Après trois minutes, un homme d'âge mûr a remarqué qu'un musicien jouait. Il a ralenti son pas, s'est arrêté quelques secondes puis a démarré en accélérant. Une minute plus tard, le violoniste a reçu son premier dollar : en continuant droit devant, une femme lui a jeté l'argent dans son petit pot. Quelques minutes ensuite, un quidam s'est appuyé sur le mur d'en face pour l'écouter mais il a regardé sa montre et a recommencé à marcher. Il était clairement en retard.

Celui qui a marqué le plus d'attention fut un petit garçon qui devait avoir trois ans. Sa mère l'a tiré, pressé mais l'enfant s'est arrêté pour regarder le violoniste. Finalement sa mère l'a secoué et agrippé brutalement afin que l'enfant reprenne le pas. Toutefois, en marchant, il a gardé sa tête tournée vers le musicien. Cette scène s'est répétée plusieurs fois avec d'autres enfants. Et les parents, sans exception, les ont forcés à bouger.

Durant les trois quarts d'heure de jeu du musicien, seules sept personnes se sont vraiment arrêtées pour l'écouter un temps. Une vingtaine environ lui a donné de l'argent tout en en continuant leur marche. Il a récolté 32 dollars. Quand il a eu fini de jouer, personne ne l'a remarqué. Personne n'a applaudi. Seule une personne l'a reconnu sur plus de mille personnes.

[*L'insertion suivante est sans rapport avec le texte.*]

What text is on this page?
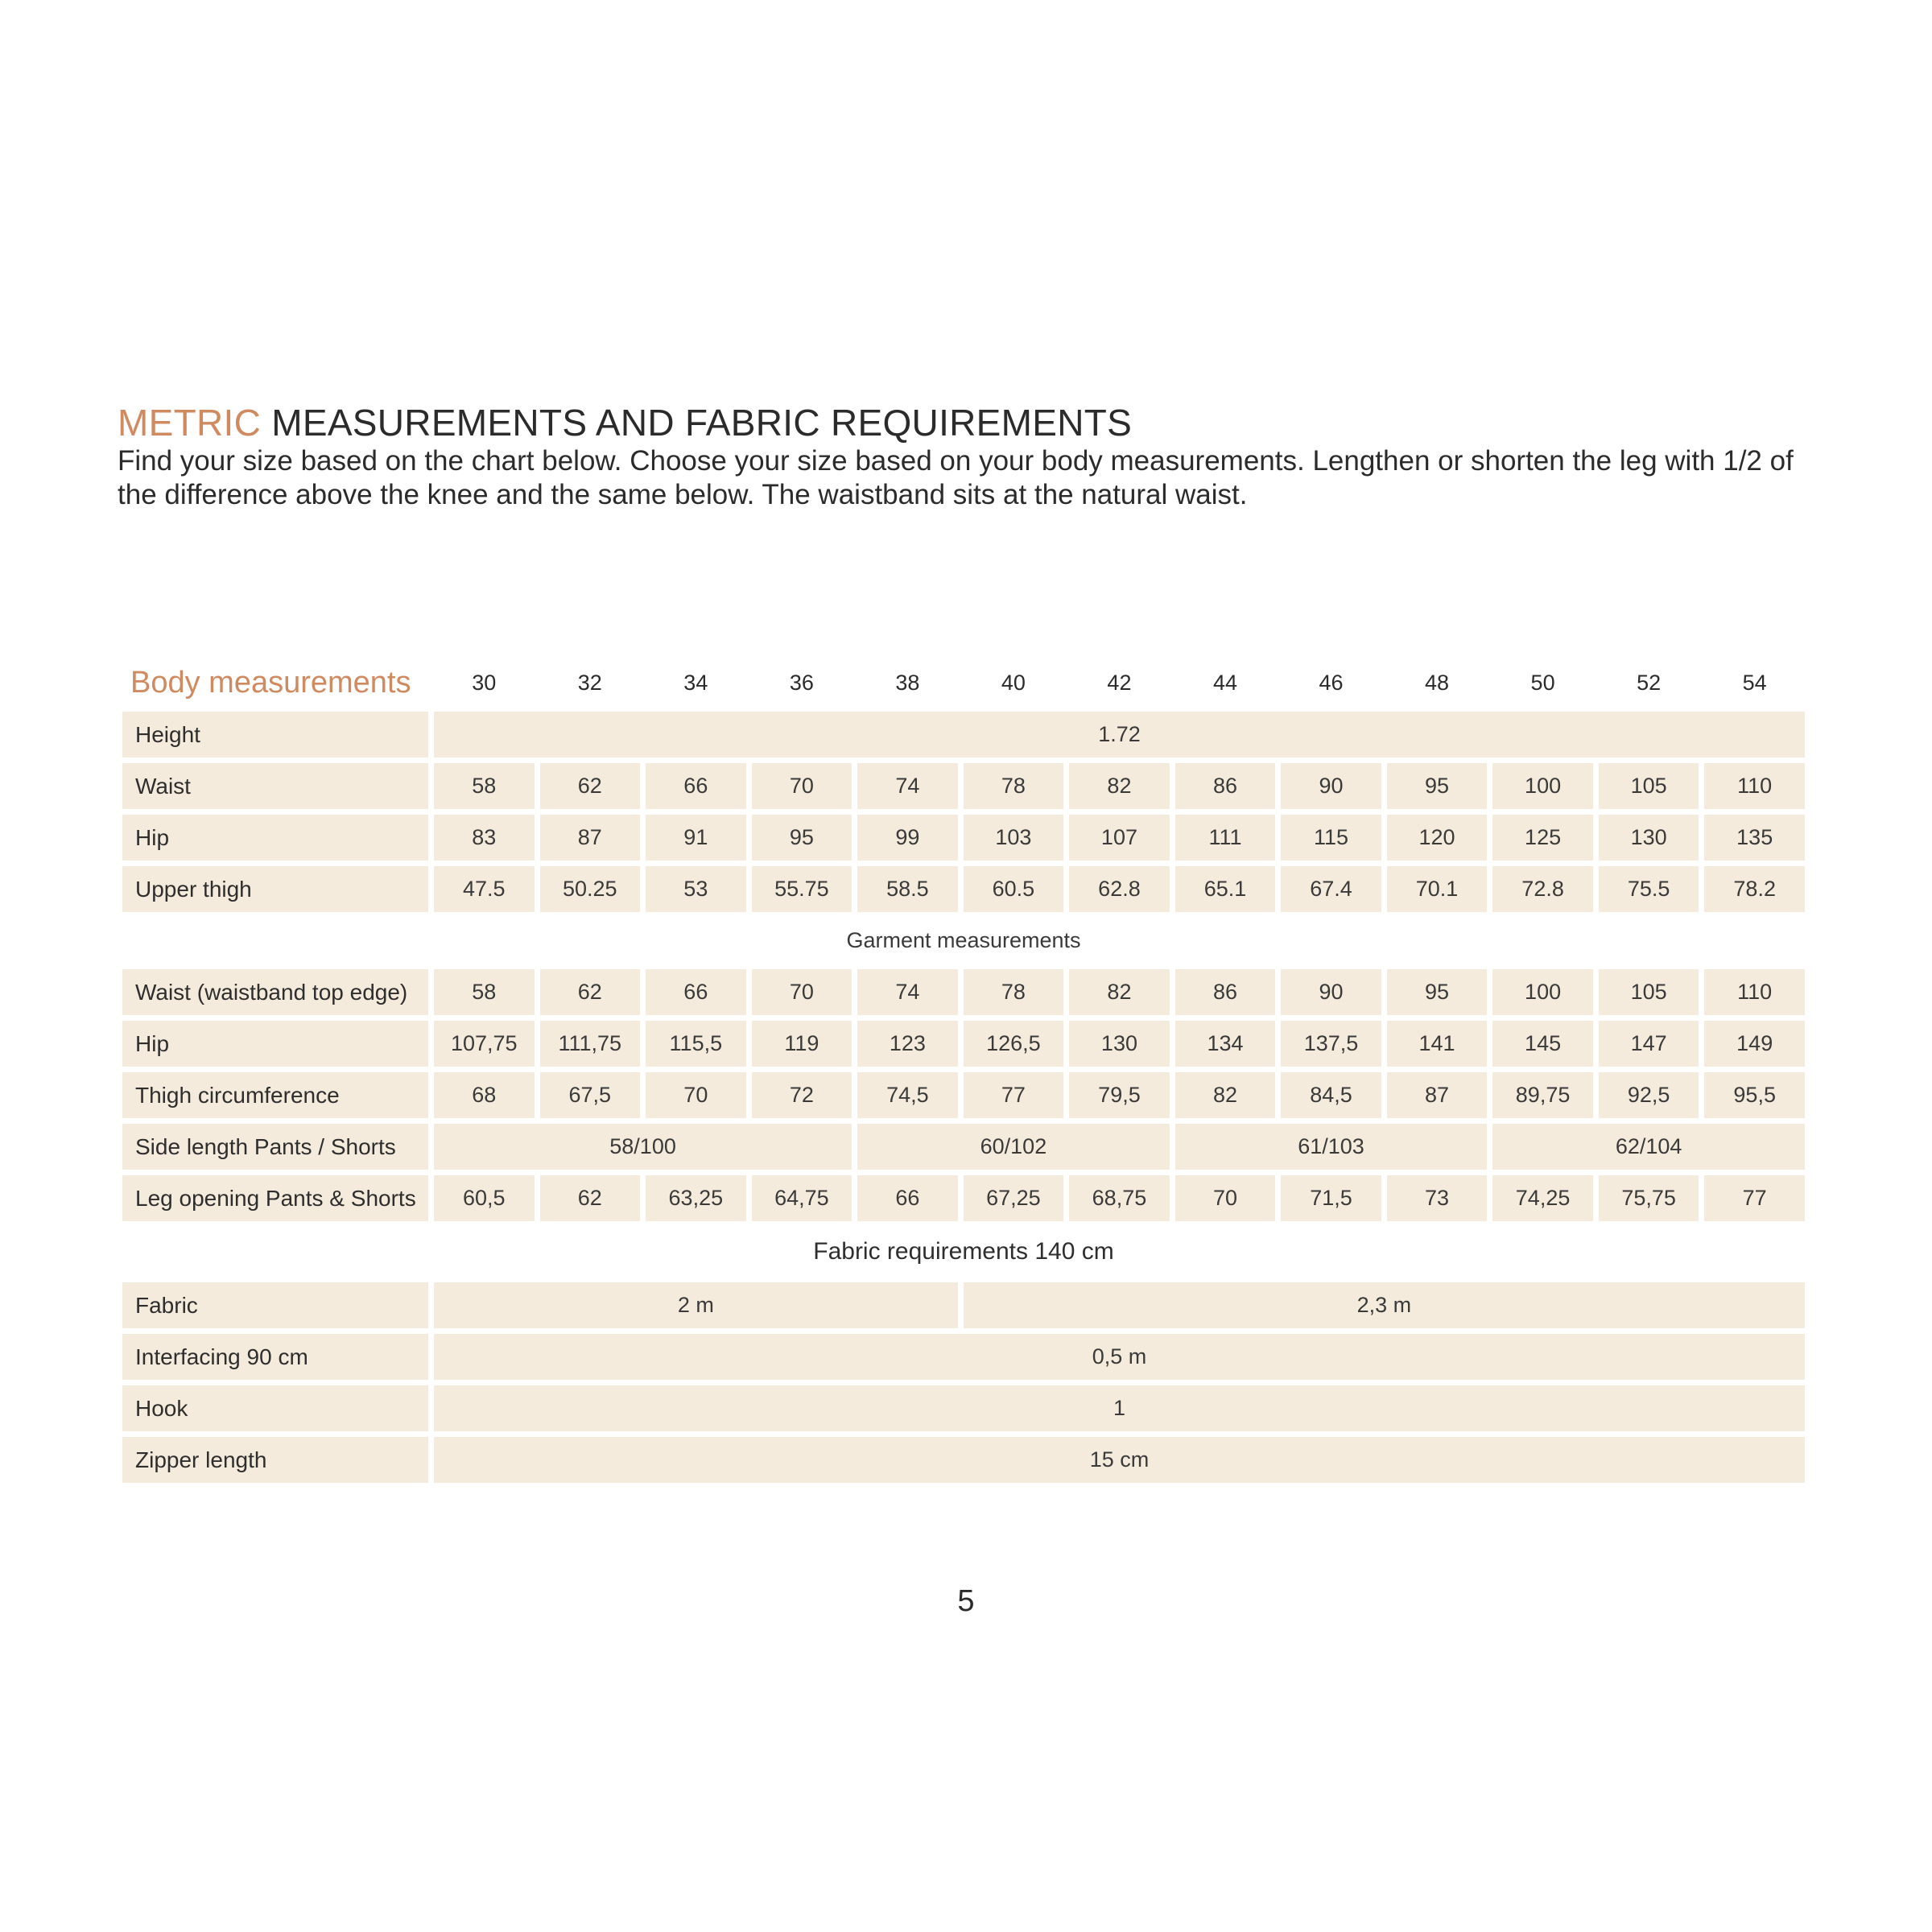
METRIC MEASUREMENTS AND FABRIC REQUIREMENTS

Find your size based on the chart below. Choose your size based on your body measurements. Lengthen or shorten the leg with 1/2 of

the difference above the knee and the same below. The waistband sits at the natural waist.

Body measurements	30	32	34	36	38	40	42	44	46	48	50	52	54
Height	1.72												
Waist	58	62	66	70	74	78	82	86	90	95	100	105	110
Hip	83	87	91	95	99	103	107	111	115	120	125	130	135
Upper thigh	47.5	50.25	53	55.75	58.5	60.5	62.8	65.1	67.4	70.1	72.8	75.5	78.2
Garment measurements													
Waist (waistband top edge)	58	62	66	70	74	78	82	86	90	95	100	105	110
Hip	107,75	111,75	115,5	119	123	126,5	130	134	137,5	141	145	147	149
Thigh circumference	68	67,5	70	72	74,5	77	79,5	82	84,5	87	89,75	92,5	95,5
Side length Pants / Shorts	58/100				60/102			61/103			62/104		
Leg opening Pants & Shorts	60,5	62	63,25	64,75	66	67,25	68,75	70	71,5	73	74,25	75,75	77
Fabric requirements 140 cm													
Fabric	2 m					2,3 m							
Interfacing 90 cm	0,5 m												
Hook	1												
Zipper length	15 cm												
5
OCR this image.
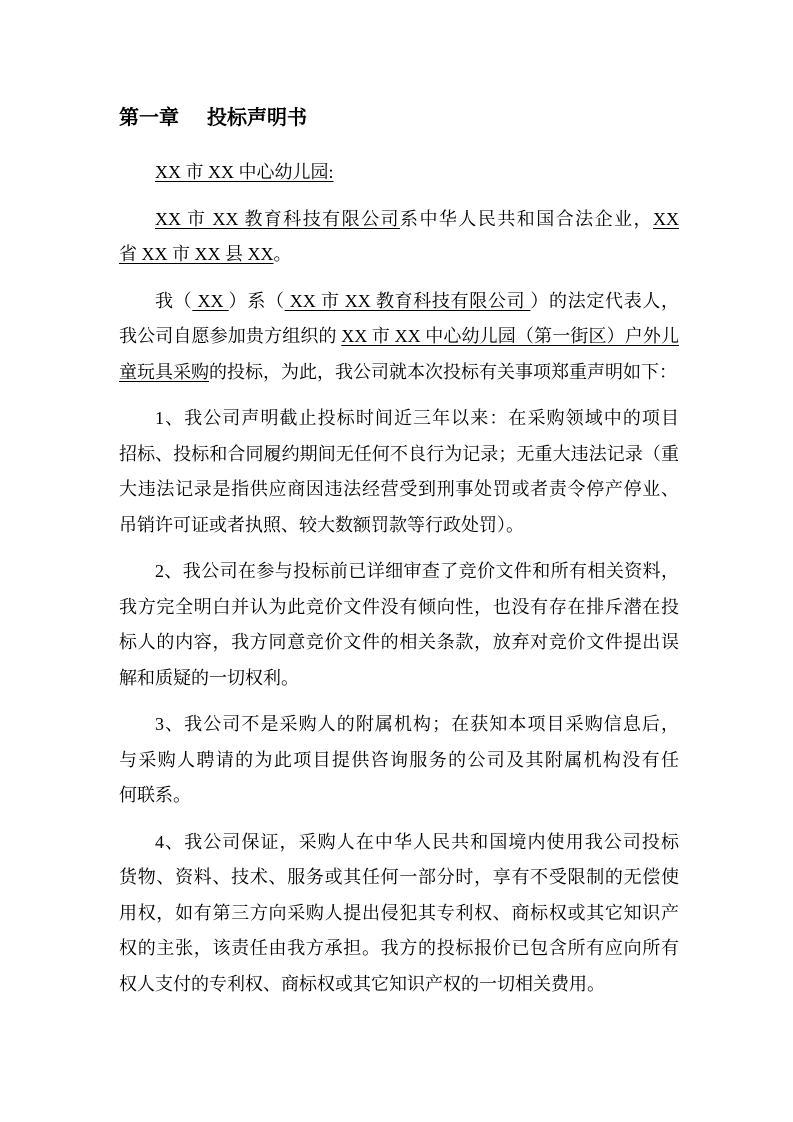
第一章 投标声明书
XX 市 XX 中心幼儿园:
XX 市 XX 教育科技有限公司系中华人民共和国合法企业，XX
省 XX 市 XX 县 XX。
我（ XX ）系（ XX 市 XX 教育科技有限公司 ）的法定代表人，
我公司自愿参加贵方组织的 XX 市 XX 中心幼儿园（第一街区）户外儿
童玩具采购的投标，为此，我公司就本次投标有关事项郑重声明如下：
1、我公司声明截止投标时间近三年以来：在采购领域中的项目
招标、投标和合同履约期间无任何不良行为记录；无重大违法记录（重
大违法记录是指供应商因违法经营受到刑事处罚或者责令停产停业、
吊销许可证或者执照、较大数额罚款等行政处罚）。
2、我公司在参与投标前已详细审查了竞价文件和所有相关资料，
我方完全明白并认为此竞价文件没有倾向性，也没有存在排斥潜在投
标人的内容，我方同意竞价文件的相关条款，放弃对竞价文件提出误
解和质疑的一切权利。
3、我公司不是采购人的附属机构；在获知本项目采购信息后，
与采购人聘请的为此项目提供咨询服务的公司及其附属机构没有任
何联系。
4、我公司保证，采购人在中华人民共和国境内使用我公司投标
货物、资料、技术、服务或其任何一部分时，享有不受限制的无偿使
用权，如有第三方向采购人提出侵犯其专利权、商标权或其它知识产
权的主张，该责任由我方承担。我方的投标报价已包含所有应向所有
权人支付的专利权、商标权或其它知识产权的一切相关费用。
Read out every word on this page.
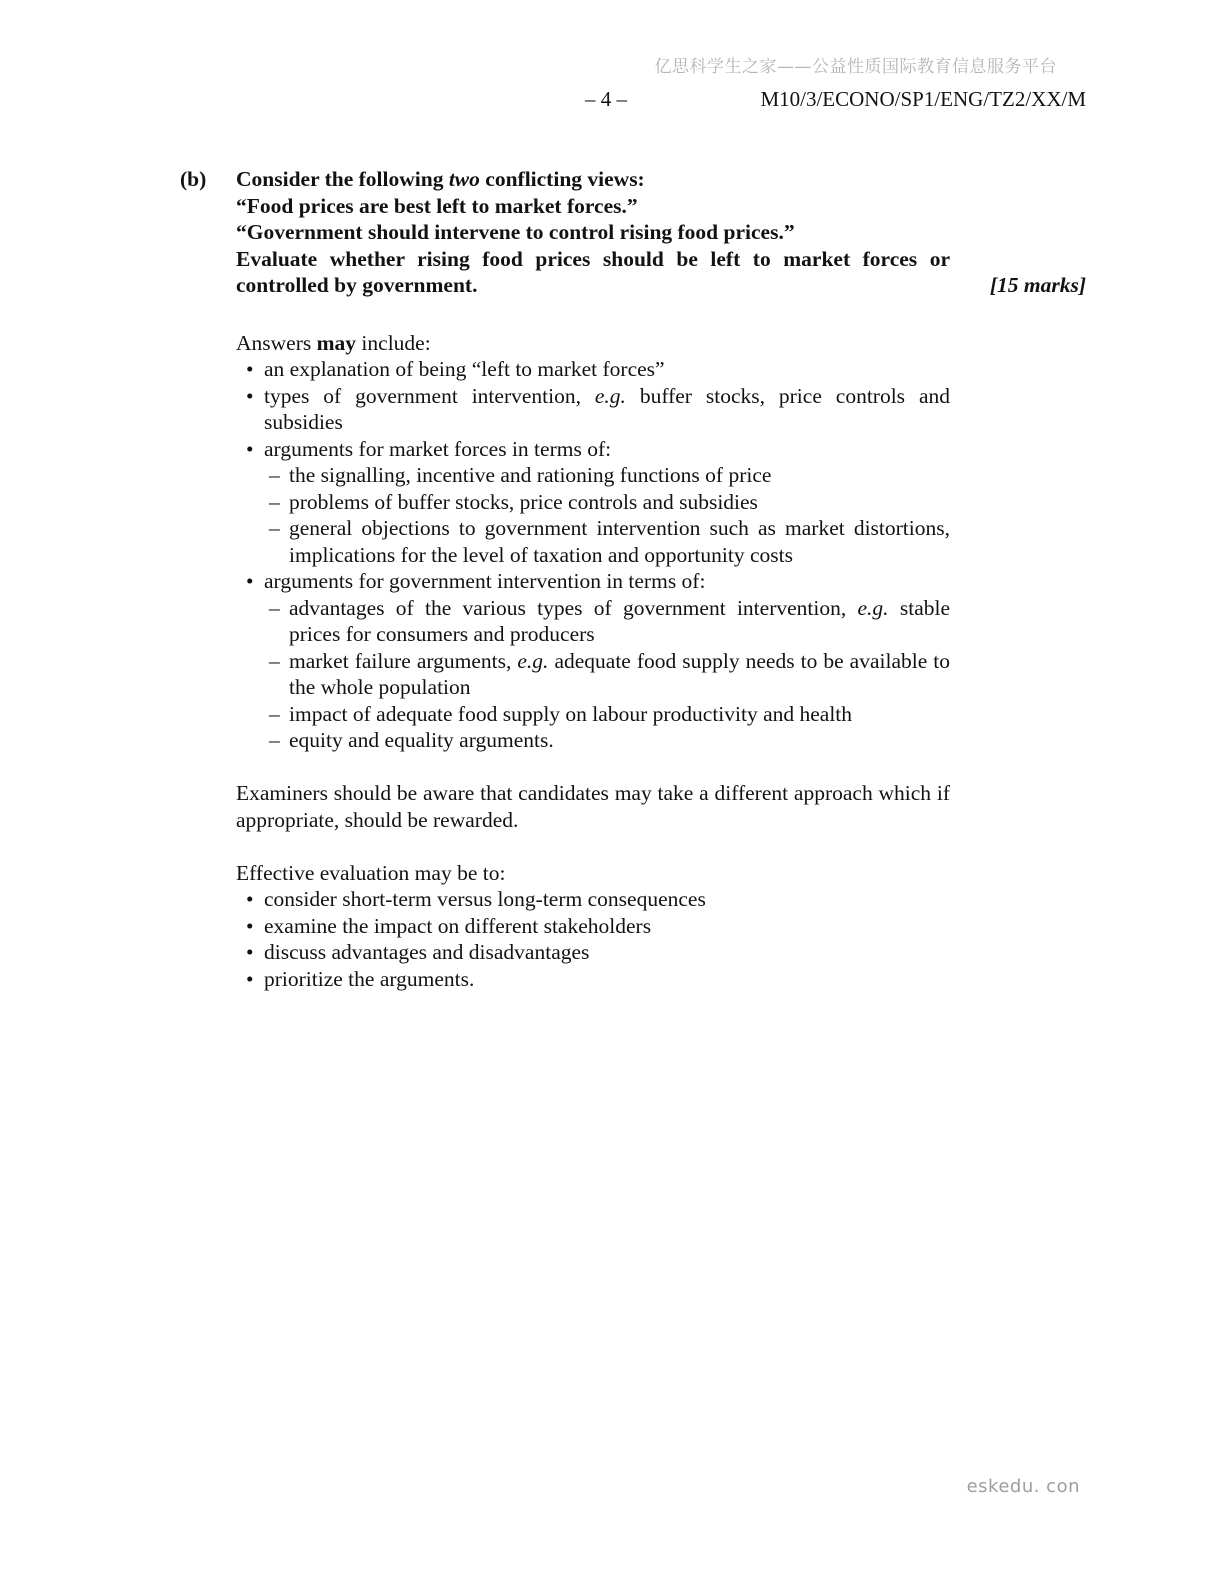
亿思科学生之家——公益性质国际教育信息服务平台
– 4 –	M10/3/ECONO/SP1/ENG/TZ2/XX/M
(b) Consider the following two conflicting views:
“Food prices are best left to market forces.”
“Government should intervene to control rising food prices.”
Evaluate whether rising food prices should be left to market forces or controlled by government.	[15 marks]

Answers may include:

• an explanation of being “left to market forces”
• types of government intervention, e.g. buffer stocks, price controls and subsidies
• arguments for market forces in terms of:
– the signalling, incentive and rationing functions of price
– problems of buffer stocks, price controls and subsidies
– general objections to government intervention such as market distortions, implications for the level of taxation and opportunity costs
• arguments for government intervention in terms of:
– advantages of the various types of government intervention, e.g. stable prices for consumers and producers
– market failure arguments, e.g. adequate food supply needs to be available to the whole population
– impact of adequate food supply on labour productivity and health
– equity and equality arguments.

Examiners should be aware that candidates may take a different approach which if appropriate, should be rewarded.

Effective evaluation may be to:

• consider short-term versus long-term consequences
• examine the impact on different stakeholders
• discuss advantages and disadvantages
• prioritize the arguments.
eskedu. con
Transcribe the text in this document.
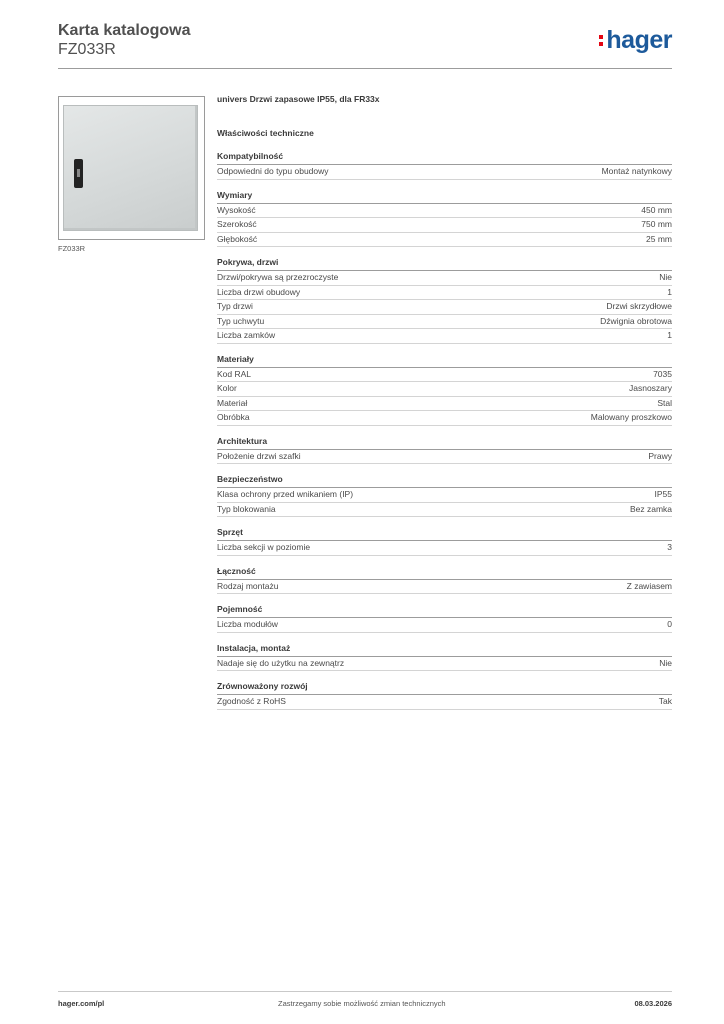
Karta katalogowa
FZ033R	hager
FZ033R
univers Drzwi zapasowe IP55, dla FR33x
Właściwości techniczne
Kompatybilność
Odpowiedni do typu obudowy	Montaż natynkowy
Wymiary
Wysokość	450 mm
Szerokość	750 mm
Głębokość	25 mm
Pokrywa, drzwi
Drzwi/pokrywa są przezroczyste	Nie
Liczba drzwi obudowy	1
Typ drzwi	Drzwi skrzydłowe
Typ uchwytu	Dźwignia obrotowa
Liczba zamków	1
Materiały
Kod RAL	7035
Kolor	Jasnoszary
Materiał	Stal
Obróbka	Malowany proszkowo
Architektura
Położenie drzwi szafki	Prawy
Bezpieczeństwo
Klasa ochrony przed wnikaniem (IP)	IP55
Typ blokowania	Bez zamka
Sprzęt
Liczba sekcji w poziomie	3
Łączność
Rodzaj montażu	Z zawiasem
Pojemność
Liczba modułów	0
Instalacja, montaż
Nadaje się do użytku na zewnątrz	Nie
Zrównoważony rozwój
Zgodność z RoHS	Tak
hager.com/pl	Zastrzegamy sobie możliwość zmian technicznych	08.03.2026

Personne ne savait que ce violoniste était Joshua Bell, un des meilleurs musiciens sur terre. Il a joué dans ce hall les partitions les plus difficiles jamais écrites avec un Stradivarius de 1713 valant 3,5 millions de dollars. Deux jours avant de jouer dans le métro, sa prestation au théâtre de Boston était "sold out" avec des prix avoisinant les 100 dollars la place.

C'est une histoire vraie. Joshua Bell jouant incognito dans une station de métro a été organisé par le « Washington Post » dans le cadre d'une enquête sur la perception, les goûts et les priorités d'action des gens. Les questions étaient : dans un environnement commun, à une heure inappropriée, pouvons-nous percevoir la beauté ? Nous arrêtons-nous pour l'apprécier ?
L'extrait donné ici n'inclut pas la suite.